Relative cytotoxic activity of immunotoxins reactive with different epitopes on the extracellular domain of the c-erbB-2 (HER-2/neu) gene product p185

Different epitopes on the extracellular domain of the HER-2 receptor can serve as distinct targets for immunotoxins. To determine the optimal epitope target for immunotoxin therapy, 7 anti-HER-2 ricin A chain murine monoclonal immunotoxins, each reactive with different epitopes of HER-2 receptor, were tested for cytotoxic activity. The immunotoxins produced 1.2-4.6 logs of cytotoxicity in limiting dilution clonogenic assays with 2 breast cancer cell lines that overexpressed HER-2. Cytotoxicity did not correlate with immunoglobulin isotype, binding affinity, relative position of epitopes or internalization of the anti-HER-2 immunotoxins. Interestingly, the most and least effective immunotoxins bound to epitopes in very close proximity. Competitive binding assays with unconjugated antibodies have previously indicated that our antibodies recognized epitopes that are arranged in a linear array.
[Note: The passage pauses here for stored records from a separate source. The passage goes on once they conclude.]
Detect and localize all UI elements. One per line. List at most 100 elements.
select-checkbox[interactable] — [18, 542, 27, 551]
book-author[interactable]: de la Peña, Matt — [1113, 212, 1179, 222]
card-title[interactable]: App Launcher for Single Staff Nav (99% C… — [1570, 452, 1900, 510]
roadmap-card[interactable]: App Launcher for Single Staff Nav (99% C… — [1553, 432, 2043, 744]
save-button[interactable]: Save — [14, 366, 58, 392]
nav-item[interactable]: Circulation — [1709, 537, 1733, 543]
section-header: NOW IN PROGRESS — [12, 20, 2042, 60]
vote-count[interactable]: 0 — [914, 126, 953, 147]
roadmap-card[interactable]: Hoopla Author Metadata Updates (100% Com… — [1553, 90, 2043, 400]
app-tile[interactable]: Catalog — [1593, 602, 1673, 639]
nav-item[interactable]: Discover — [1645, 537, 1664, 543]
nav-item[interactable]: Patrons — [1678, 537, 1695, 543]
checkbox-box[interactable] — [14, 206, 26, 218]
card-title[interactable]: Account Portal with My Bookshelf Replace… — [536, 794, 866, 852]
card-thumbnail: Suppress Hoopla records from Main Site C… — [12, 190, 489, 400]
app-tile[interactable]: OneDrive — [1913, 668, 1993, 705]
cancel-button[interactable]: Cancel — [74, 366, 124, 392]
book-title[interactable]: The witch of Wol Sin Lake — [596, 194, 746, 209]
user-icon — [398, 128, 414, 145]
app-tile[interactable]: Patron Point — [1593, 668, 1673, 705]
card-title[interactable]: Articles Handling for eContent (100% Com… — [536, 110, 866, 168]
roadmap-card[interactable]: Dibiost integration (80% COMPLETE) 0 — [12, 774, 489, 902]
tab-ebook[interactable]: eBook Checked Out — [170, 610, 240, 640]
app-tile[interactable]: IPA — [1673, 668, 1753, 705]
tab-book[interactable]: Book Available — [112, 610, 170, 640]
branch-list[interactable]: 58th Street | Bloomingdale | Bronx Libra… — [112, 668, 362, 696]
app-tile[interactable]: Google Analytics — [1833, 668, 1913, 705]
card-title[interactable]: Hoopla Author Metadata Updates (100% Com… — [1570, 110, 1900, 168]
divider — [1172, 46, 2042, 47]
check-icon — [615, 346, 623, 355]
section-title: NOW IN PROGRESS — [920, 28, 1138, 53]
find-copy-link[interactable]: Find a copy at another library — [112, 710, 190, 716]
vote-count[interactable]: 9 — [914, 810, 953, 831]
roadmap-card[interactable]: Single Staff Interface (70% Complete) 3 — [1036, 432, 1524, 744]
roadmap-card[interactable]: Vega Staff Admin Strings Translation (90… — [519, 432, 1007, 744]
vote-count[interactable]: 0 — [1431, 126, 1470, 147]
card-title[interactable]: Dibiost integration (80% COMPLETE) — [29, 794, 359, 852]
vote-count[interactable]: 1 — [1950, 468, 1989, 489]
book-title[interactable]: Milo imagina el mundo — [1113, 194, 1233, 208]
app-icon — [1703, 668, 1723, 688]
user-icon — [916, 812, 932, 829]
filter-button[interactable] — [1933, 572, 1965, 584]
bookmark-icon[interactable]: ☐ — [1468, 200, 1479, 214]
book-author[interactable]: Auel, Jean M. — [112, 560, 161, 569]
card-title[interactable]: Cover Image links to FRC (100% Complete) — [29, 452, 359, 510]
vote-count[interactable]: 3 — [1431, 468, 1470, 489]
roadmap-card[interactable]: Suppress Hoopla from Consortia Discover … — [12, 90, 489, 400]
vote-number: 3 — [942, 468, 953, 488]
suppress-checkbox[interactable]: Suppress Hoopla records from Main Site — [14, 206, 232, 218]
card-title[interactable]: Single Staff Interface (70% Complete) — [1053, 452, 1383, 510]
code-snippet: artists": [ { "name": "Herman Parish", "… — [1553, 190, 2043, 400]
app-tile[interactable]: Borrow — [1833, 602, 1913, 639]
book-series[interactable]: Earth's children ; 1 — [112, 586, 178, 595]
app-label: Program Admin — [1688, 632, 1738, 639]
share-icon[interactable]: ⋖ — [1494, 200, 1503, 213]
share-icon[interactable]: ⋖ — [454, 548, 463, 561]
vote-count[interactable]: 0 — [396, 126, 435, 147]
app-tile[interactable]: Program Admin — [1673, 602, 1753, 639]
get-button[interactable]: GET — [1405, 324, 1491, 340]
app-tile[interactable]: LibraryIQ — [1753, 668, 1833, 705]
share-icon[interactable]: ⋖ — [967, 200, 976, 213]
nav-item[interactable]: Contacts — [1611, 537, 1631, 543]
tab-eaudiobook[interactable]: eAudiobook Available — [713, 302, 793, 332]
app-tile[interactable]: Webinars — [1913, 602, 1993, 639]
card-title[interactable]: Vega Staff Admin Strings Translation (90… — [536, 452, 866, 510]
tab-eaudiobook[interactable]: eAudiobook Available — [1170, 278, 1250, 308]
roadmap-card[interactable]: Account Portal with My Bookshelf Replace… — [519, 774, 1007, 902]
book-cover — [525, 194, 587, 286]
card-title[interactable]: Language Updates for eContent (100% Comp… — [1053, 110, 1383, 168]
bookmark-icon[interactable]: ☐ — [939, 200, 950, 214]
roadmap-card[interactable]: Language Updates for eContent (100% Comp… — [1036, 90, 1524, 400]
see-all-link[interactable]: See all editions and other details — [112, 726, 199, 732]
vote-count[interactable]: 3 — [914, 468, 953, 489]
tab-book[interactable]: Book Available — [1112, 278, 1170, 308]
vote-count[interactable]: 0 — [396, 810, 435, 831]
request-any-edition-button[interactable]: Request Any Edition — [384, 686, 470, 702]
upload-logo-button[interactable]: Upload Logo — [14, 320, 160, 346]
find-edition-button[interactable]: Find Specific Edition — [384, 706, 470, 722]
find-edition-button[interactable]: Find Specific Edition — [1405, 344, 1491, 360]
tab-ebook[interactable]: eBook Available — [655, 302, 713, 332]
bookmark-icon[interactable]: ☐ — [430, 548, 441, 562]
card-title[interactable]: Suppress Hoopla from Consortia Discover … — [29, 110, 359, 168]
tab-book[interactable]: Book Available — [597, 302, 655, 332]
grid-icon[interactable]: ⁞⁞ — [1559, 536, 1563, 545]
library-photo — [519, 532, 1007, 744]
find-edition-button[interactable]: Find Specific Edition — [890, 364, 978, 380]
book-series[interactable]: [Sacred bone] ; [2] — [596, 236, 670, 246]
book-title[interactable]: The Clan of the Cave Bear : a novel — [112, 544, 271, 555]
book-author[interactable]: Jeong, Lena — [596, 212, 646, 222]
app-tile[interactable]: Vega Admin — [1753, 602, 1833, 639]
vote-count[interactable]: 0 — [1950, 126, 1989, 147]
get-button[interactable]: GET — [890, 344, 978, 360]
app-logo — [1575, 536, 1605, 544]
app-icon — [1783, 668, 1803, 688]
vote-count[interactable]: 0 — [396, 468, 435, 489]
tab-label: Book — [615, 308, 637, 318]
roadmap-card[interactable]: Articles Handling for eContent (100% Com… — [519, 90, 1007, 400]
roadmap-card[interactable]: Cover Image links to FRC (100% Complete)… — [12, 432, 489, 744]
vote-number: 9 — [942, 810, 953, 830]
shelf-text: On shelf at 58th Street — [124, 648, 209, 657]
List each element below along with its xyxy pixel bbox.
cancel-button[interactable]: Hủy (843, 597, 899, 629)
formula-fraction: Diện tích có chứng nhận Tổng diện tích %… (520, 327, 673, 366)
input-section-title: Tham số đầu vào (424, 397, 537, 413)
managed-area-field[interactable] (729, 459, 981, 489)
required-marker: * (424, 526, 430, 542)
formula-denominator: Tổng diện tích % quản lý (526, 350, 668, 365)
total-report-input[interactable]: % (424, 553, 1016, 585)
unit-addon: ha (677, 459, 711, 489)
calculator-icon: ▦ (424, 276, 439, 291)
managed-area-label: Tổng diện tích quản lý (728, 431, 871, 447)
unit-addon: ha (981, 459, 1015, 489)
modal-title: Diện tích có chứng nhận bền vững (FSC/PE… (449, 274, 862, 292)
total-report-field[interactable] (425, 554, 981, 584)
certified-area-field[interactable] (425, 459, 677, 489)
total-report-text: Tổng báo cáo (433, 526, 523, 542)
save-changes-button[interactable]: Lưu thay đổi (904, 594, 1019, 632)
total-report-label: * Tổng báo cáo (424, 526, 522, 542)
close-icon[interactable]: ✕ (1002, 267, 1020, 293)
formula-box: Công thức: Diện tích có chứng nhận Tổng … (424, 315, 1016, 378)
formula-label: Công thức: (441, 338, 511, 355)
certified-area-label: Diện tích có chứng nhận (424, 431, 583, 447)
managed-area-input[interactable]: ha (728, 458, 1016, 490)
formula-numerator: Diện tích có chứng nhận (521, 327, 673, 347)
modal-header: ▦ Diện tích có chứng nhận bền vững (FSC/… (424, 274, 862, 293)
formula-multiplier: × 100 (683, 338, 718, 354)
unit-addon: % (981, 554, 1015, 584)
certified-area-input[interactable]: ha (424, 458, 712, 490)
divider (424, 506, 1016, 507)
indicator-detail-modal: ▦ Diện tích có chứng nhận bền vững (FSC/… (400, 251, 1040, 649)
To orient this relative epitope map, deletions were prepared in the HER-2/neu gene and these mutant constructs were expressed in NIH3T3 cells. Epitope expression was determined by antibody binding and radioimmunoassay. Epitopes targeted by the PB3, 454C11 and NB3 antibodies are localized N-terminal to the epitopes recognized by ID5, BD5, 741F8 and 520C9 antibodies. The 2 non-conformational epitopes PB3 and NB3 were localized to regions corresponding to amino acides 78-242 of the p185 super(HER-2) protein.